The application discloses a modular control circuit for a converter, which is arranged on a printed circuit board and used for connecting and controlling the converter circuit to drive the actions of a plurality of lamps. The lamp current feedback unit is connected to the control integrated circuit and a plurality of lamps, acquires the working currents of the lamps, converts them into voltage forms and sends them to the control integrated circuit; A lamp voltage limiting unit, connected to the control integrated circuit and the lamps, for acquiring the operating voltages of the lamps and transmitting them to the control integrated circuit; Brightness level control unit, connected to the control integrated circuit and a plurality of lamps, for adjusting the brightness of the lamps; A lamp protection unit connected to the control integrated circuit and a plurality of lamps for protecting the plurality of lamps from open circuit and short circuit; The power control unit is connected to the control integrated circuit and used for providing the power needed for controlling the operation of the integrated circuit; The reference unit connected to the control integrated circuit consists of a plurality of resistors and capacitors, and is used for providing reference values required for controlling the operation of the integrated circuit.

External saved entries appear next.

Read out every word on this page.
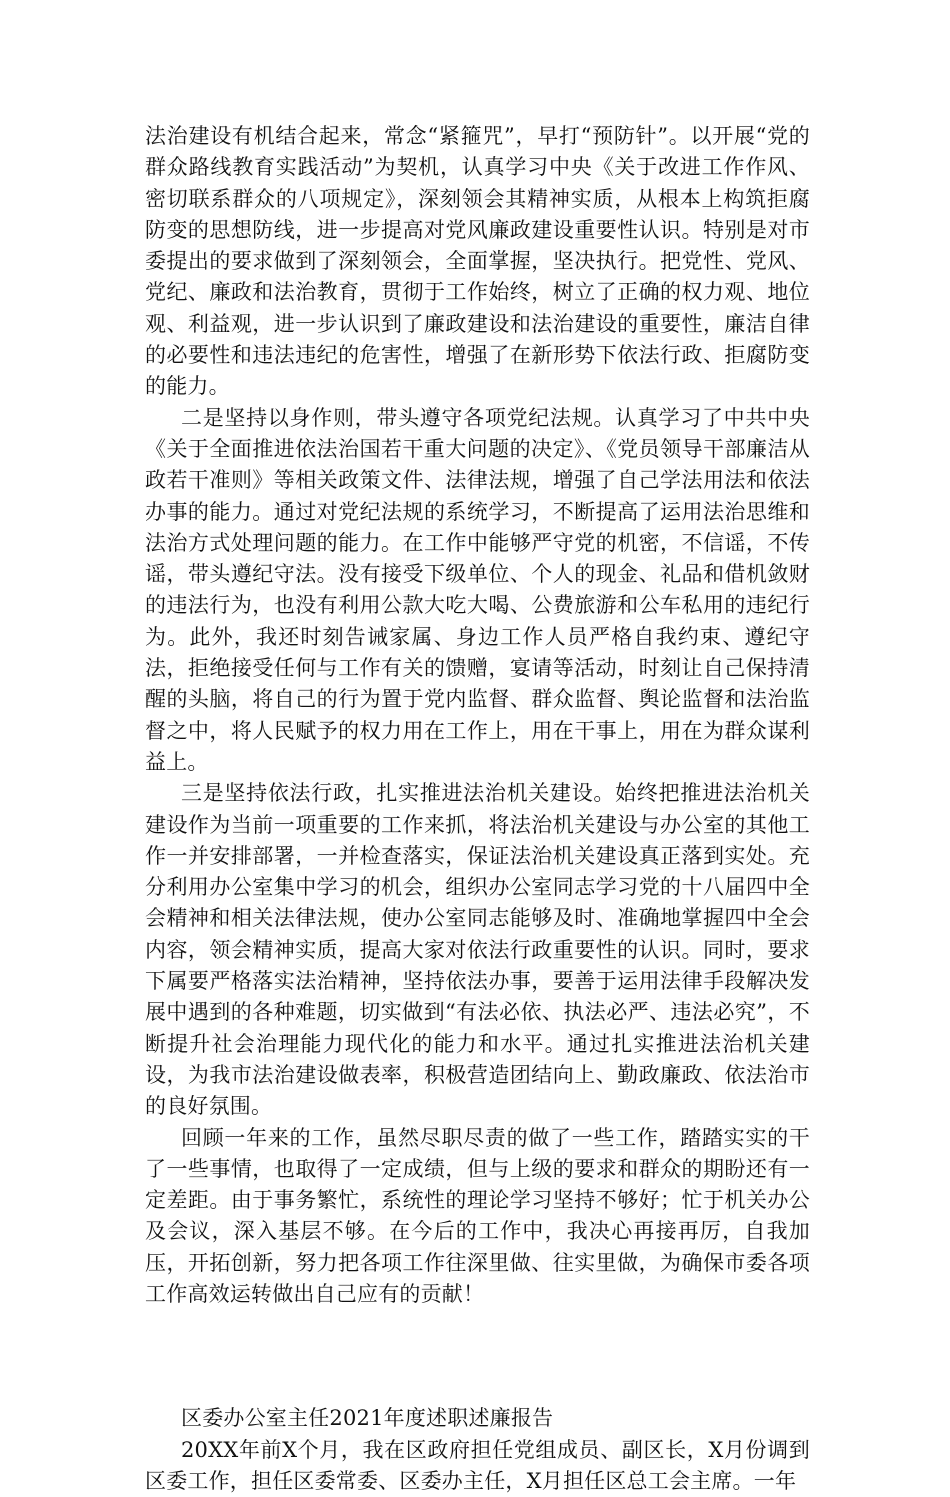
法治建设有机结合起来，常念“紧箍咒”，早打“预防针”。以开展“党的群众路线教育实践活动”为契机，认真学习中央《关于改进工作作风、密切联系群众的八项规定》，深刻领会其精神实质，从根本上构筑拒腐防变的思想防线，进一步提高对党风廉政建设重要性认识。特别是对市委提出的要求做到了深刻领会，全面掌握，坚决执行。把党性、党风、党纪、廉政和法治教育，贯彻于工作始终，树立了正确的权力观、地位观、利益观，进一步认识到了廉政建设和法治建设的重要性，廉洁自律的必要性和违法违纪的危害性，增强了在新形势下依法行政、拒腐防变的能力。

二是坚持以身作则，带头遵守各项党纪法规。认真学习了中共中央《关于全面推进依法治国若干重大问题的决定》、《党员领导干部廉洁从政若干准则》等相关政策文件、法律法规，增强了自己学法用法和依法办事的能力。通过对党纪法规的系统学习，不断提高了运用法治思维和法治方式处理问题的能力。在工作中能够严守党的机密，不信谣，不传谣，带头遵纪守法。没有接受下级单位、个人的现金、礼品和借机敛财的违法行为，也没有利用公款大吃大喝、公费旅游和公车私用的违纪行为。此外，我还时刻告诫家属、身边工作人员严格自我约束、遵纪守法，拒绝接受任何与工作有关的馈赠，宴请等活动，时刻让自己保持清醒的头脑，将自己的行为置于党内监督、群众监督、舆论监督和法治监督之中，将人民赋予的权力用在工作上，用在干事上，用在为群众谋利益上。

三是坚持依法行政，扎实推进法治机关建设。始终把推进法治机关建设作为当前一项重要的工作来抓，将法治机关建设与办公室的其他工作一并安排部署，一并检查落实，保证法治机关建设真正落到实处。充分利用办公室集中学习的机会，组织办公室同志学习党的十八届四中全会精神和相关法律法规，使办公室同志能够及时、准确地掌握四中全会内容，领会精神实质，提高大家对依法行政重要性的认识。同时，要求下属要严格落实法治精神，坚持依法办事，要善于运用法律手段解决发展中遇到的各种难题，切实做到“有法必依、执法必严、违法必究”，不断提升社会治理能力现代化的能力和水平。通过扎实推进法治机关建设，为我市法治建设做表率，积极营造团结向上、勤政廉政、依法治市的良好氛围。

回顾一年来的工作，虽然尽职尽责的做了一些工作，踏踏实实的干了一些事情，也取得了一定成绩，但与上级的要求和群众的期盼还有一定差距。由于事务繁忙，系统性的理论学习坚持不够好；忙于机关办公及会议，深入基层不够。在今后的工作中，我决心再接再厉，自我加压，开拓创新，努力把各项工作往深里做、往实里做，为确保市委各项工作高效运转做出自己应有的贡献！

区委办公室主任2021年度述职述廉报告

20XX年前X个月，我在区政府担任党组成员、副区长，X月份调到区委工作，担任区委常委、区委办主任，X月担任区总工会主席。一年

This claim is very long, and the scope of protection is relatively small in patent examination. But a careful analysis reveals that it records all the existing technologies. The claim protects a "modular control circuit of converter" to drive the actions of multiple lamps, which are usually called electronic ballasts. It is an electronic circuit product, including multiple resistors and capacitors. How can modern electronic circuits not use printed circuit boards?

The content of this article is provided by Beijing Hengguan Intellectual Property/. If there is demand, please pay attention!

After consulting the technical textbooks of secondary schools in this field, I know that electronic ballasts are all a technical scheme: alternating current is converted into direct current through rectification or direct use of direct current power supply, and a DC- AC inverter with inverter control module converts direct current into high-frequency alternating current to light fluorescent lamps or other types of gas discharge lamps. Feedback the measured current and voltage on the lamp to the inverter control module of the electronic ballast to control the current and voltage on the lamp to be stable. When the detected data exceeds the predetermined range, it is judged that the lamp tube is faulty, and the electronic ballast is turned off to provide fault protection.